Population growth in the United States ground to a halt during the pandemic. Between July 1, 2020, and June 30, 2021, the population grew by just 0.1 percent, according to Census Bureau estimates. This is the slowest rate of growth in the nation's history.
The coronavirus pandemic explains the slow growth. Because of Covid, deaths exceeded births in a record high 73 percent of the nation's counties. Because of Covid, the number of net international migrants to the United States plunged, falling to just 247,000 in 2020–21, down from 477,000 in 2019–20. For context, net international migration was as high as 1,049,000 in 2015–16.
The pandemic also messed with domestic migration, consequently reversing the long-standing pattern of population growth by Rural-Urban Continuum. The Rural-Urban Continuum (RUC) is the federal government's system of classifying counties by their degree of urbanity. It is a useful tool for analyzing growth patterns at the county level. The RUC is a scale ranging from 1 (the most urban counties, in metropolitan areas of 1 million or more) to 9 (the most rural counties, lacking any settlements of 2,500 or more people and not adjacent to a metropolitan area).The long-term pattern during the 2010s was one of urban growth—the more urban, the greater the growth. But this was not the case in 2020–21, according to a Demo Memo analysis.
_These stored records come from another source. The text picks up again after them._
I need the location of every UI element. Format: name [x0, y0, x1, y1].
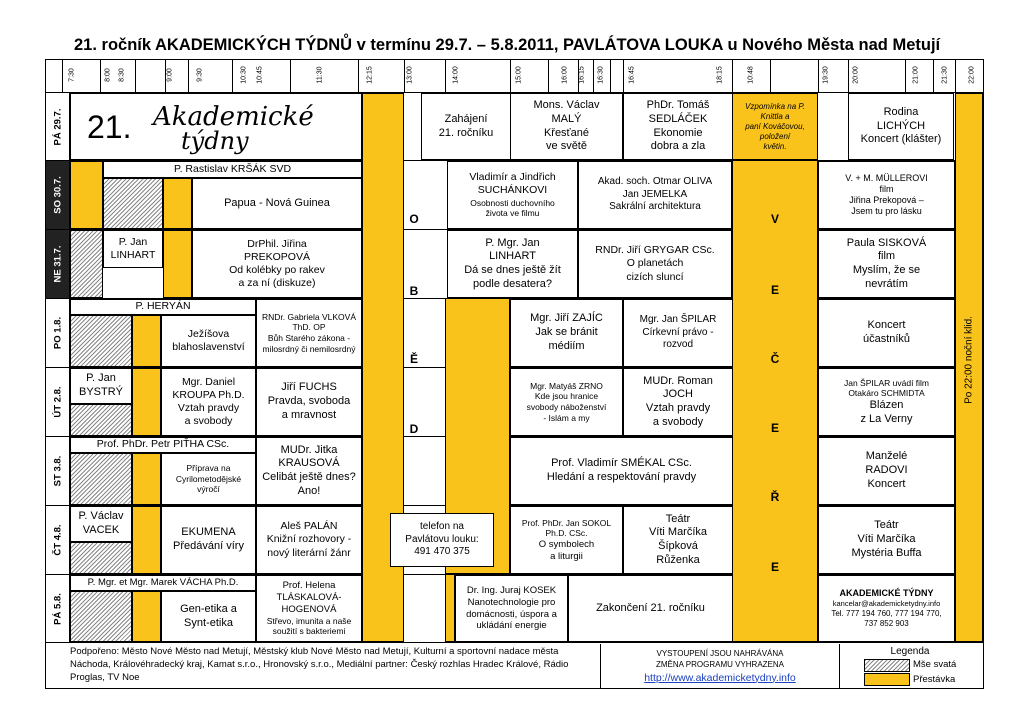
speaker-linhart: P. Jan LINHART	[103, 230, 163, 268]
legend-mass-swatch	[864, 659, 910, 672]
contact-box: AKADEMICKÉ TÝDNY kancelar@akademicketydny.info Tel. 777 194 760, 777 194 770, 737 852 903	[818, 575, 955, 642]
speaker-krsak: P. Rastislav KRŠÁK SVD	[103, 161, 362, 178]
speaker-heryan: P. HERYÁN	[70, 299, 256, 315]
event-tlaskalova: Prof. Helena TLÁSKALOVÁ- HOGENOVÁ Střevo, imunita a naše soužití s bakteriemi	[256, 575, 362, 642]
mass-block	[70, 315, 132, 367]
lunch-letter: D	[409, 422, 419, 436]
time-label: 10:48	[747, 66, 755, 84]
time-label: 13:00	[406, 66, 414, 84]
event-zajic: Mgr. Jiří ZAJÍC Jak se bránit médiím	[510, 299, 623, 367]
event-jezis: Ježíšova blahoslavenství	[161, 315, 256, 367]
event-linhart-desatero: P. Mgr. Jan LINHART Dá se dnes ještě žít podle desatera?	[447, 230, 578, 298]
time-label: 10:30	[240, 66, 248, 84]
event-zakonceni: Zakončení 21. ročníku	[568, 575, 733, 642]
header-divider	[905, 60, 906, 92]
event-prekopova: DrPhil. Jiřina PREKOPOVÁ Od kolébky po rakev a za ní (diskuze)	[192, 230, 362, 298]
day-label: SO 30.7.	[46, 161, 69, 229]
page-title: 21. ročník AKADEMICKÝCH TÝDNŮ v termínu 29.7. – 5.8.2011, PAVLÁTOVA LOUKA u Nového Města nad Metují	[74, 36, 941, 54]
break-block	[70, 161, 103, 229]
day-label: PO 1.8.	[52, 316, 63, 350]
event-joch: MUDr. Roman JOCH Vztah pravdy a svobody	[623, 368, 733, 436]
day-label: ČT 4.8.	[52, 524, 63, 556]
mass-block	[70, 453, 132, 505]
legend-mass-label: Mše svatá	[913, 659, 957, 670]
event-kroupa: Mgr. Daniel KROUPA Ph.D. Vztah pravdy a svobody	[161, 368, 256, 436]
event-genetika: Gen-etika a Synt-etika	[161, 591, 256, 642]
row-divider	[45, 642, 984, 643]
dinner-letter: Č	[770, 352, 780, 366]
header-divider	[848, 60, 849, 92]
mass-block	[70, 591, 132, 642]
event-papua: Papua - Nová Guinea	[192, 178, 362, 229]
event-maly: Mons. Václav MALÝ Křesťané ve světě	[510, 93, 623, 160]
lunch-letter: O	[409, 212, 419, 226]
header-divider	[623, 60, 624, 92]
legend-break-swatch	[864, 673, 910, 686]
logo-number: 21.	[87, 108, 132, 145]
event-zrno: Mgr. Matyáš ZRNO Kde jsou hranice svobody náboženství - Islám a my	[510, 368, 623, 436]
time-label: 9:30	[196, 68, 204, 82]
mass-block	[103, 178, 163, 229]
event-blazen: Jan ŠPILAR uvádí film Otakáro SCHMIDTA Blázen z La Verny	[818, 368, 955, 436]
break-block	[163, 230, 192, 298]
time-label: 16:15	[578, 66, 586, 84]
header-divider	[445, 60, 446, 92]
event-siskova: Paula SISKOVÁ film Myslím, že se nevrátím	[818, 230, 955, 298]
header-divider	[818, 60, 819, 92]
time-label: 14:00	[452, 66, 460, 84]
event-knittl-memorial: Vzpomínka na P. Knittla a paní Kováčovou, položení květin.	[732, 93, 818, 160]
speaker-vacha: P. Mgr. et Mgr. Marek VÁCHA Ph.D.	[70, 575, 256, 591]
event-logo	[70, 93, 362, 160]
event-sokol: Prof. PhDr. Jan SOKOL Ph.D. CSc. O symbolech a liturgii	[510, 506, 623, 574]
header-divider	[62, 60, 63, 92]
event-radovi: Manželé RADOVI Koncert	[818, 437, 955, 505]
day-label: PÁ 29.7.	[52, 108, 63, 145]
header-divider	[290, 60, 291, 92]
lunch-letter: Ě	[409, 352, 418, 366]
dinner-letter: E	[770, 560, 779, 574]
event-teatr-ruzenka: Teátr Víti Marčíka Šípková Růženka	[623, 506, 733, 574]
break-block	[132, 453, 161, 505]
header-divider	[933, 60, 934, 92]
svg-text:týdny: týdny	[181, 126, 250, 155]
svg-text:Akademické: Akademické	[153, 101, 315, 132]
day-label: ST 3.8.	[52, 455, 63, 487]
speaker-pitha: Prof. PhDr. Petr PIŤHA CSc.	[70, 437, 256, 453]
event-kosek: Dr. Ing. Juraj KOSEK Nanotechnologie pro domácnosti, úspora a ukládání energie	[455, 575, 568, 642]
dinner-letter: Ř	[770, 490, 780, 504]
event-ekumena: EKUMENA Předávání víry	[161, 506, 256, 574]
time-label: 15:00	[515, 66, 523, 84]
break-block	[445, 574, 455, 642]
event-fuchs: Jiří FUCHS Pravda, svoboda a mravnost	[256, 368, 362, 436]
info-telefon: telefon na Pavlátovu louku: 491 470 375	[390, 513, 494, 567]
event-krausova: MUDr. Jitka KRAUSOVÁ Celibát ještě dnes? Ano!	[256, 437, 362, 505]
time-label: 21:00	[912, 66, 920, 84]
time-label: 8:30	[118, 68, 126, 82]
website-link[interactable]: http://www.akademicketydny.info	[644, 671, 796, 684]
event-palan: Aleš PALÁN Knižní rozhovory - nový literární žánr	[256, 506, 362, 574]
event-muller: V. + M. MÜLLEROVI film Jiřina Prekopová – Jsem tu pro lásku	[818, 161, 955, 229]
day-label: PÁ 5.8.	[52, 592, 63, 625]
event-teatr-buffa: Teátr Víti Marčíka Mystéria Buffa	[818, 506, 955, 574]
event-suchanek: Vladimír a Jindřich SUCHÁNKOVI Osobnosti duchovního života ve filmu	[447, 161, 578, 229]
mass-block	[70, 230, 103, 298]
legend-break-label: Přestávka	[913, 674, 956, 685]
header-divider	[593, 60, 594, 92]
header-divider	[232, 60, 233, 92]
event-smekal: Prof. Vladimír SMÉKAL CSc. Hledání a respektování pravdy	[510, 437, 733, 505]
header-divider	[955, 60, 956, 92]
break-block	[132, 368, 161, 436]
day-label: NE 31.7.	[46, 230, 69, 298]
akademicke-tydny-logo	[145, 97, 345, 157]
break-block	[132, 591, 161, 642]
time-label: 16:45	[628, 66, 636, 84]
time-label: 16:00	[561, 66, 569, 84]
dinner-letter: E	[770, 283, 779, 297]
day-label: ÚT 2.8.	[52, 386, 63, 418]
event-zahajeni: Zahájení 21. ročníku	[421, 93, 511, 160]
header-divider	[548, 60, 549, 92]
header-divider	[510, 60, 511, 92]
header-divider	[100, 60, 101, 92]
event-koncert: Koncert účastníků	[818, 299, 955, 367]
event-cyril: Příprava na Cyrilometodějské výročí	[161, 453, 256, 505]
break-block	[132, 506, 161, 574]
header-divider	[770, 60, 771, 92]
event-spilar: Mgr. Jan ŠPILAR Církevní právo - rozvod	[623, 299, 733, 367]
time-label: 12:15	[366, 66, 374, 84]
event-lichy: Rodina LICHÝCH Koncert (klášter)	[848, 93, 954, 160]
header-divider	[732, 60, 733, 92]
time-label: 10:45	[256, 66, 264, 84]
time-label: 9:00	[166, 68, 174, 82]
header-divider	[135, 60, 136, 92]
lunch-letter: B	[409, 284, 419, 298]
time-label: 16:30	[597, 66, 605, 84]
time-label: 21:30	[941, 66, 949, 84]
event-vlkova: RNDr. Gabriela VLKOVÁ ThD. OP Bůh Starého zákona - milosrdný či nemilosrdný	[256, 299, 362, 367]
time-label: 7:30	[68, 68, 76, 82]
footer-notice	[600, 644, 840, 688]
event-oliva: Akad. soch. Otmar OLIVA Jan JEMELKA Sakrální architektura	[578, 161, 732, 229]
header-divider	[358, 60, 359, 92]
dinner-letter: V	[770, 212, 779, 226]
time-label: 18:15	[716, 66, 724, 84]
time-label: 8:00	[104, 68, 112, 82]
event-grygar: RNDr. Jiří GRYGAR CSc. O planetách cizích sluncí	[578, 230, 732, 298]
speaker-vacek: P. Václav VACEK	[70, 506, 132, 542]
time-label: 22:00	[968, 66, 976, 84]
night-rest-note: Po 22:00 noční klid.	[963, 316, 975, 404]
time-label: 20:00	[852, 66, 860, 84]
speaker-bystry: P. Jan BYSTRÝ	[70, 368, 132, 404]
legend-title: Legenda	[890, 646, 930, 657]
header-divider	[610, 60, 611, 92]
break-block	[132, 315, 161, 367]
event-sedlacek: PhDr. Tomáš SEDLÁČEK Ekonomie dobra a zla	[623, 93, 733, 160]
break-block	[163, 178, 192, 229]
notice-recording: VYSTOUPENÍ JSOU NAHRÁVÁNA	[656, 649, 784, 658]
mass-block	[70, 404, 132, 436]
time-label: 11:30	[316, 66, 324, 84]
supporters-text: Podpořeno: Město Nové Město nad Metují, Městský klub Nové Město nad Metují, Kulturní a sportovní nadace města Náchoda, Královéhradecký kraj, Kamat s.r.o., Hronovský s.r.o., Mediální partner: Český rozhlas Hradec Králové, Rádio Proglas, TV Noe	[70, 646, 569, 683]
mass-block	[70, 542, 132, 574]
header-divider	[188, 60, 189, 92]
dinner-letter: E	[770, 421, 779, 435]
time-label: 19:30	[822, 66, 830, 84]
notice-change: ZMĚNA PROGRAMU VYHRAZENA	[655, 659, 784, 669]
Counties with a rank of 1 on the continuum (the most urban) lost population during the year. Every other county type grew at least a bit, even the most rural. Here is how county populations changed in 2020–21 by rank on the Rural-Urban continuum...
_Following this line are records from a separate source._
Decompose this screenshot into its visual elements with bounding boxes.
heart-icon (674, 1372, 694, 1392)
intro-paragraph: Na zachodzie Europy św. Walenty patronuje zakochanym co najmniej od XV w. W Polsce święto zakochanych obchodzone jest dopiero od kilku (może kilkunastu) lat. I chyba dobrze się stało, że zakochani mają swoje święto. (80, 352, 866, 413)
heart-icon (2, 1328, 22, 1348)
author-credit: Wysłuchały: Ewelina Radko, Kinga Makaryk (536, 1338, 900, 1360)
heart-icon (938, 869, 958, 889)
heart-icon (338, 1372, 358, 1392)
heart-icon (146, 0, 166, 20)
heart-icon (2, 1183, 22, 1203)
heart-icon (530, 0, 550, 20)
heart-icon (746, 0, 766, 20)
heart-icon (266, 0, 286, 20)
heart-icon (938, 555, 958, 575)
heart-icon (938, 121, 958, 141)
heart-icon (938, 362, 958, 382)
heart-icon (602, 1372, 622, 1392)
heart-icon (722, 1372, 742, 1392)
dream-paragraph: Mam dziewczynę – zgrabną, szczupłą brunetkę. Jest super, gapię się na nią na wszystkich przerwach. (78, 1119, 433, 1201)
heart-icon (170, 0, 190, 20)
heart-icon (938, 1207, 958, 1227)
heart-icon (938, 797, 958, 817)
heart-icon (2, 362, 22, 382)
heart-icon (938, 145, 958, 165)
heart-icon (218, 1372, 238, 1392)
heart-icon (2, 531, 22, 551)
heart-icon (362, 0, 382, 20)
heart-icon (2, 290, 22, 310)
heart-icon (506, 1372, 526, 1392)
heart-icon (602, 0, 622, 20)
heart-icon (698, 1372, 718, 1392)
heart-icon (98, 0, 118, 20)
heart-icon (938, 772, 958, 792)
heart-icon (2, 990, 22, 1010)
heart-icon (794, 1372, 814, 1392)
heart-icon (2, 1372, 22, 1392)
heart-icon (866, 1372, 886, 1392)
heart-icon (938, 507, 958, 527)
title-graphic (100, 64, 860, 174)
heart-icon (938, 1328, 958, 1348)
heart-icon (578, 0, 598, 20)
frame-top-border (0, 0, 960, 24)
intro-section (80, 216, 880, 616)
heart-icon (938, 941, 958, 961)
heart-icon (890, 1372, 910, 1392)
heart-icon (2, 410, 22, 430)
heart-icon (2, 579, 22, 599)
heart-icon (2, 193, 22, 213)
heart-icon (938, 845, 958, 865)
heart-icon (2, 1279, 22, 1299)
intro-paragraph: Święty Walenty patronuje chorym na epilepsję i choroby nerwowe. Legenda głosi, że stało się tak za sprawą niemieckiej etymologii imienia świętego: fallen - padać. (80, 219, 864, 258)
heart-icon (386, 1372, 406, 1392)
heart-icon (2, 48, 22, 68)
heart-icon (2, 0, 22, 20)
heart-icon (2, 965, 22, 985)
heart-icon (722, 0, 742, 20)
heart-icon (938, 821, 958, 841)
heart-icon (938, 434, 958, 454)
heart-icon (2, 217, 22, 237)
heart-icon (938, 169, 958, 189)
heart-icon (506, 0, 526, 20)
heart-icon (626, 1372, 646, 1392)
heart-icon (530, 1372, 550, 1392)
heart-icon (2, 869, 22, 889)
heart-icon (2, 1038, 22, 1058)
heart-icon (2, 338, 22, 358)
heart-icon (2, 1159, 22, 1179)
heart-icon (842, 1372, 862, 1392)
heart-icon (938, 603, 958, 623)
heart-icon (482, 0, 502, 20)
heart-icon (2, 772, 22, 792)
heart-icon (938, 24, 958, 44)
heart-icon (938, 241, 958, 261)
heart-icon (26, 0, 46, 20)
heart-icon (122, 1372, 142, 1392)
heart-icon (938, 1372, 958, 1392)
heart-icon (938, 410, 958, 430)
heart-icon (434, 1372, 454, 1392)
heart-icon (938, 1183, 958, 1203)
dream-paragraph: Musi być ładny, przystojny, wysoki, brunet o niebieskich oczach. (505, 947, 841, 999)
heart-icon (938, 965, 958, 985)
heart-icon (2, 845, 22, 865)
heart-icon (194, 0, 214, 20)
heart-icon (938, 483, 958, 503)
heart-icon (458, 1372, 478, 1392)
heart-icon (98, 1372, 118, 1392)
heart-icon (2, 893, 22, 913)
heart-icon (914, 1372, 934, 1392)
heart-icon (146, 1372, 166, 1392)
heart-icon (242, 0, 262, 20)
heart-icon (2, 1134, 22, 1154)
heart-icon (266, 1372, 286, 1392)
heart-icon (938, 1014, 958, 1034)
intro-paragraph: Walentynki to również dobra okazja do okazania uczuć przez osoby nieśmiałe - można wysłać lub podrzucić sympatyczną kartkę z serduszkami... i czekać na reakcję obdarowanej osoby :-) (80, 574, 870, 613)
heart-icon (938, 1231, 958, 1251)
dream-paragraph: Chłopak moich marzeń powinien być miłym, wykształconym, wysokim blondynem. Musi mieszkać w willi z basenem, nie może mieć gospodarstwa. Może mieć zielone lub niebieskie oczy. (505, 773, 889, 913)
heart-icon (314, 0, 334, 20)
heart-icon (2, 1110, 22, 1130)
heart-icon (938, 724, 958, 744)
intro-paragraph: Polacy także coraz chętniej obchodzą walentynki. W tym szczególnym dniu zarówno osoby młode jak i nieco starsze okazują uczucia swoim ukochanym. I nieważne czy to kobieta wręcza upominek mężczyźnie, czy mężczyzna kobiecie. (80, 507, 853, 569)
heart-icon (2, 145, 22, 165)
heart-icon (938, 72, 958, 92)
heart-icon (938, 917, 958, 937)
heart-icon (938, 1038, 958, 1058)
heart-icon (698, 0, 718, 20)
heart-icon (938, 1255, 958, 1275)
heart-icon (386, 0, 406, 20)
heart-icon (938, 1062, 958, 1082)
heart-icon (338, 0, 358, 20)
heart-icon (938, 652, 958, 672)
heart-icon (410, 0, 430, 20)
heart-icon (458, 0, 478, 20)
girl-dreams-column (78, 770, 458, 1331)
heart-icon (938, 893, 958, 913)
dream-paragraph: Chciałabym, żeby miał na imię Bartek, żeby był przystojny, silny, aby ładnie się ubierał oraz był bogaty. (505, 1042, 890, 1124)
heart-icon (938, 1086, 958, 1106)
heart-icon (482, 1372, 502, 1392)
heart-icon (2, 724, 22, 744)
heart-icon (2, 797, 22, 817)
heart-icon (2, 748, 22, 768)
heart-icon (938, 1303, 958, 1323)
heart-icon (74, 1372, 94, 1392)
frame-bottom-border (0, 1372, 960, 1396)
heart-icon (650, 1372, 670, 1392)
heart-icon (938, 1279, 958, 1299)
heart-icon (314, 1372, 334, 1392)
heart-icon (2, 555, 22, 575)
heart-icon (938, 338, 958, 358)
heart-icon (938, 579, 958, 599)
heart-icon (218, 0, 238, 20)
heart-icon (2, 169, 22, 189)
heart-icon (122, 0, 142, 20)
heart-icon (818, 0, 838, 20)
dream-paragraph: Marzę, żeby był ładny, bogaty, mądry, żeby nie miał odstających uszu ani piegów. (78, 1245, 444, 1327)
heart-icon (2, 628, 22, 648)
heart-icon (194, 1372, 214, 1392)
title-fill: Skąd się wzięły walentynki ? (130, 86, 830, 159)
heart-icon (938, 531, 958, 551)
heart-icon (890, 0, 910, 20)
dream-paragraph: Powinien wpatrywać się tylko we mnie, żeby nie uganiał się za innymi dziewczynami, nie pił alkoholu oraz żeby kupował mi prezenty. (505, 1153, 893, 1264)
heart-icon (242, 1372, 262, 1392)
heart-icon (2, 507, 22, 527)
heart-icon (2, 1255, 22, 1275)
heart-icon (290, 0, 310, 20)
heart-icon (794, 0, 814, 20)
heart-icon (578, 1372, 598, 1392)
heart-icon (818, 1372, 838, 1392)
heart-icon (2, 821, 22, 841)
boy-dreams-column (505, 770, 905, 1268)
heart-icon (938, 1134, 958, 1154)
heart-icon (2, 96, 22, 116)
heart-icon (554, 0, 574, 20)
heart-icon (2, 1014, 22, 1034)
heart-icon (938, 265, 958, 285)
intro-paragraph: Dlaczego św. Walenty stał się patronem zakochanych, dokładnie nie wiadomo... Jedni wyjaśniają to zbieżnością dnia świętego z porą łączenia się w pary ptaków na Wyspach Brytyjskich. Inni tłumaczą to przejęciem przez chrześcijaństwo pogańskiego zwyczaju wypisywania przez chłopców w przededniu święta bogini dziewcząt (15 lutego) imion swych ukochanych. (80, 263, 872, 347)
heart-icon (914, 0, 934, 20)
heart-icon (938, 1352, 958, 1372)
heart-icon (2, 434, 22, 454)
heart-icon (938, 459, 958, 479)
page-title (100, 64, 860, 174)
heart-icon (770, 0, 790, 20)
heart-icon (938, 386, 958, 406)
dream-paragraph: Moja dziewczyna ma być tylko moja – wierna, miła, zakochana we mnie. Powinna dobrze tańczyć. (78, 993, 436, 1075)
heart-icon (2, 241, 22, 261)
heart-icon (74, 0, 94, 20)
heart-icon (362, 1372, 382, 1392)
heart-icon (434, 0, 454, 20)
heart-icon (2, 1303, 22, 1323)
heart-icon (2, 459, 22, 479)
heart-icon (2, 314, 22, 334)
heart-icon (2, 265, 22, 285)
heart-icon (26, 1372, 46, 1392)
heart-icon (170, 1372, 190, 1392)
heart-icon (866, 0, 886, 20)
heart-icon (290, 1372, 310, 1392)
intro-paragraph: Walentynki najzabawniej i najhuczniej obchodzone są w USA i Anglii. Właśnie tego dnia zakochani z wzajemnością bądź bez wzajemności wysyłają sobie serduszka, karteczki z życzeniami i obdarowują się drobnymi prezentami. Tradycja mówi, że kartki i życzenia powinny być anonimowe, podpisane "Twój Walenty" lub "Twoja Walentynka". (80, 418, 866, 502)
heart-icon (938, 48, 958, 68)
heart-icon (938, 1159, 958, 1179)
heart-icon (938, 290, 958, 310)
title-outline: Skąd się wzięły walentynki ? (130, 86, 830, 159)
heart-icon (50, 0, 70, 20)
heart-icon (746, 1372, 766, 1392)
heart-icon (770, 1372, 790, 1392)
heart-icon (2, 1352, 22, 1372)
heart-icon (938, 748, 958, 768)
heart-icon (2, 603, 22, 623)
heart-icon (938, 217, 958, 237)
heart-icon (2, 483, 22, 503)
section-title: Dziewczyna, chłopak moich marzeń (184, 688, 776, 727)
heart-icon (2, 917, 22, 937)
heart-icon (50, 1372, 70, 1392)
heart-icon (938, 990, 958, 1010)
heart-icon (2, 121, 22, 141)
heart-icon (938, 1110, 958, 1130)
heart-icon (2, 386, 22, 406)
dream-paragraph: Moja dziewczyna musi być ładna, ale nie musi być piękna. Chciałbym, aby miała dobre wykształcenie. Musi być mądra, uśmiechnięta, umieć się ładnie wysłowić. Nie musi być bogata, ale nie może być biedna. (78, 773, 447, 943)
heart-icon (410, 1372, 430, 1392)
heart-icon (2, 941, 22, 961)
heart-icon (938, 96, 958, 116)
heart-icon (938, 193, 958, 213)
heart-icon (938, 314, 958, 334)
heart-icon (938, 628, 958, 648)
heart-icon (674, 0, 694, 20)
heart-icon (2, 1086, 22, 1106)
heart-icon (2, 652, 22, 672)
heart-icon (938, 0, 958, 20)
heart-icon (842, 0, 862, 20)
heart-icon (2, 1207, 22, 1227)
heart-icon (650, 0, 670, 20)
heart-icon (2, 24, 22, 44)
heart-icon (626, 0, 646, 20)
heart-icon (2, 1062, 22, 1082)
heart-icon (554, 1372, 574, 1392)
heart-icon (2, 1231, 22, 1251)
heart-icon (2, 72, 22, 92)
County population change by Rural-Urban Continuum rank, July 1, 2020–June 30, 2021
1. -0.16% for counties in metros with 1 million or more people
2. 0.62% for counties in metros of 250,000 to 1 million people
3. 0.47% for counties in metros with less than 250,000 people
4. 0.36% for nonmetro counties with urban pop of 20,000-plus, adjacent to metro
5. 0.06% for nonmetro counties with urban pop of 20,000-plus, not adjacent to metro
6. 0.29% for nonmetro counties with urban pop of 2,500–19,999, adjacent to metro
7. 0.04% for nonmetro counties with urban pop of 2,500–19,999, not adjacent to metro
8. 0.63% for nonmetro counties with urban pop less than 2,500, adjacent to metro
9. 0.28% for nonmetro counties with urban pop less than 2,500, not adjacent to metro
Behind the population loss in big metro counties is the one-two-three punch of the pandemic. Births fell, deaths increased, and the trickle of net international migrants could not make up for domestic migration losses in some of the largest metros such as New York, San Francisco, Los Angeles, and Chicago.